Although history has judged the Alien and Sedition Acts to be oppressive, the Virginia and Kentucky Resolutions were also problematic: They asserted the power of states to unilaterally disregard federal law, and that assertion threatened both the supremacy and uniformity of federal law.

In the Nineteenth Century, in turn, nullification would increasingly become associated with slavery and a view of states’ rights that threatened to unravel the Union.

And in the middle of the Twentieth Century, the theory of nullification was briefly revived by Southern Congressional opponents to the Supreme Court’s desegregation mandate in Brown v. Board of Education. The “Southern Manifesto” nominally urged only “lawful” means of resistance to Brown, but, in context, it was rightly understood as providing aid and comfort to those who would once again set the cause of states’ rights above racial justice.

Given the unseemly history of the nullification idea, one might think that modern opponents of an individual mandate (or anything else) would be reluctant to invoke it. Yet because they are either ignorant of, or undaunted by, the guilt–by-association of nullification, individual mandate opponents are pressing ahead with the notion that states can refuse to comply with federal laws that they deem unconstitutional.

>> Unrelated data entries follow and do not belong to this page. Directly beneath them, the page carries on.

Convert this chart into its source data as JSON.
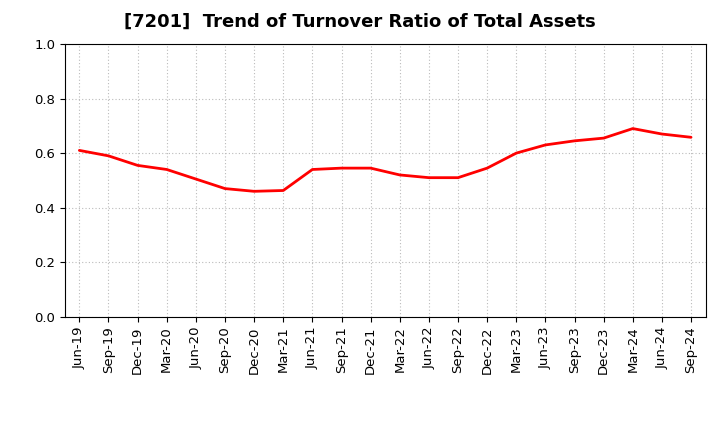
{
  "title": "[7201]  Trend of Turnover Ratio of Total Assets",
  "x_labels": [
    "Jun-19",
    "Sep-19",
    "Dec-19",
    "Mar-20",
    "Jun-20",
    "Sep-20",
    "Dec-20",
    "Mar-21",
    "Jun-21",
    "Sep-21",
    "Dec-21",
    "Mar-22",
    "Jun-22",
    "Sep-22",
    "Dec-22",
    "Mar-23",
    "Jun-23",
    "Sep-23",
    "Dec-23",
    "Mar-24",
    "Jun-24",
    "Sep-24"
  ],
  "values": [
    0.61,
    0.59,
    0.555,
    0.54,
    0.505,
    0.47,
    0.46,
    0.463,
    0.54,
    0.545,
    0.545,
    0.52,
    0.51,
    0.51,
    0.545,
    0.6,
    0.63,
    0.645,
    0.655,
    0.69,
    0.67,
    0.658
  ],
  "line_color": "#ff0000",
  "line_width": 2.0,
  "ylim": [
    0.0,
    1.0
  ],
  "yticks": [
    0.0,
    0.2,
    0.4,
    0.6,
    0.8,
    1.0
  ],
  "grid_color": "#bbbbbb",
  "background_color": "#ffffff",
  "title_fontsize": 13,
  "tick_fontsize": 9.5
}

I’ve quoted Lazarus and Dorf extensively because I want everyone to know just how far outside the mainstream Skees is paddling. If elected, he would not be the only one of his kind in the legislature. Nor would he be the first to introduce resolutions on nullification: see Will Montana fire on Fort Sumter? Working with other off-the-bell-curve legislators, Derek Skees could well bring Montana into profound national disrepute, and get the state into legal trouble that could cost the taxpayers millions.